Search for the name "Peter Behroozi" online, and you get even more YouTube hits than links to the SLAC astrophysicist's half-dozen research papers on lasers and star formation.

That's because the 25-year-old graduate student is a violin performer and composer when he's not simulating galaxies on his laptop. He debuted his first violin sonata in January at Stanford, a 15-minute classical composition that starts serene and calm, he said, before breaking into "crazy jazz rhythms." Behroozi, previously concertmaster of the Stanford Philharmonic Orchestra, is already writing another sonata for next year.

Despite practicing anywhere from two to eight hours every day, Behroozi said he's never had a problem balancing music and his research in astrophysics. When push comes to shove, he said, physics comes first.

"If I wanted to be a professional musician, I'd be really poor," Behroozi said. That's just modesty, according to his fellow musician Cynthia He, who says he'd probably be able to pull off a solo career just as well as his physics one.
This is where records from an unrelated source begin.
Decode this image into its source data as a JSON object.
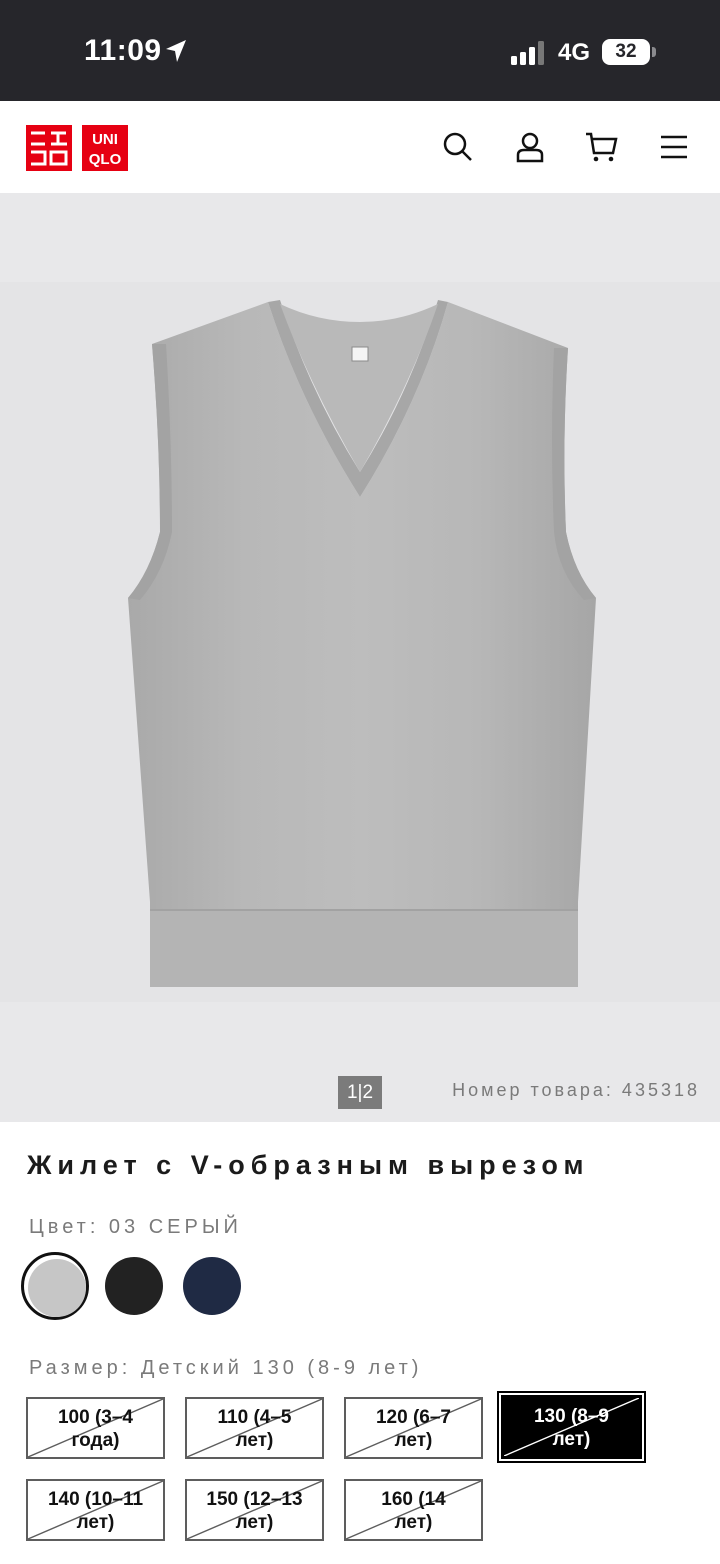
{
  "status_bar": {
    "time": "11:09",
    "network": "4G",
    "battery": "32"
  },
  "header": {
    "logo_text_1": "ユニ",
    "logo_text_2": "クロ",
    "logo_text_3": "UNI",
    "logo_text_4": "QLO"
  },
  "gallery": {
    "pager": "1|2",
    "article_number": "Номер товара: 435318"
  },
  "product": {
    "title": "Жилет с V-образным вырезом",
    "color_label": "Цвет: 03 СЕРЫЙ",
    "size_label": "Размер: Детский 130 (8-9 лет)"
  },
  "swatches": [
    {
      "name": "gray",
      "color": "#c8c8c8"
    },
    {
      "name": "black",
      "color": "#222222"
    },
    {
      "name": "navy",
      "color": "#1f2a44"
    }
  ],
  "sizes": [
    {
      "line1": "100 (3–4",
      "line2": "года)"
    },
    {
      "line1": "110 (4–5",
      "line2": "лет)"
    },
    {
      "line1": "120 (6–7",
      "line2": "лет)"
    },
    {
      "line1": "130 (8–9",
      "line2": "лет)"
    },
    {
      "line1": "140 (10–11",
      "line2": "лет)"
    },
    {
      "line1": "150 (12–13",
      "line2": "лет)"
    },
    {
      "line1": "160 (14",
      "line2": "лет)"
    }
  ],
  "colors": {
    "brand_red": "#e60012",
    "status_bar": "#26262b"
  }
}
"Peter's fantastic," said He. "He's always thinking of how to make something expressive and he's intensely musical."

Behroozi started writing the sonata in September in a practice room in the Stanford music building, juggling a violin while also trying out harmonies on piano. He scratched notes out on paper at night and on weekends, even sneaking lunch and dinner in with him when the building was technically closed. The process wasn't quick—Behroozi averaged two or three measures each hour. He finished the piece only two weeks before show time, during Christmas break.

"I was writing full time," Behroozi said.

When it's not crunch time for a recital, Behroozi is at his desk on the second floor of the Physics and Astronomy building at Stanford. He simulates galaxies as blue bubbles against a pitch black background. Under the influence of gravity and unseen clusters of dark matter, the blue spheres bop around his computer screen, often clumping in regions called superclusters. Stars are born from the dust and gas in the blue bubbles, he explains, but physicists aren't sure exactly how. Because galaxies take up at least 1021—a billion trillion—times more volume than a star, it's virtually impossible for a computer to track a single star from its dusty galactic beginnings to a twinkling furnace.

"No computer today can do that," Behroozi said.

Instead, Behroozi adopts a less memory-intensive approach: he looks at very young galaxies, as well as very old, about 13 billion years, to infer what galactic conditions are like through a galaxy's lifetime. This historical shortcut tells him about a star's changing environment.

For Behroozi, music and science are intertwined—perhaps not surprising for an astrophysicist whose first song was Twinkle, Twinkle, Little Star.

"The music helps me be a better physicist," Behroozi said. Making strides in his research happens in random bursts, while he can constantly make small improvements when practicing violin.

"When you get too far into a problem, it's hard to see the big picture. Music lets me take a step back."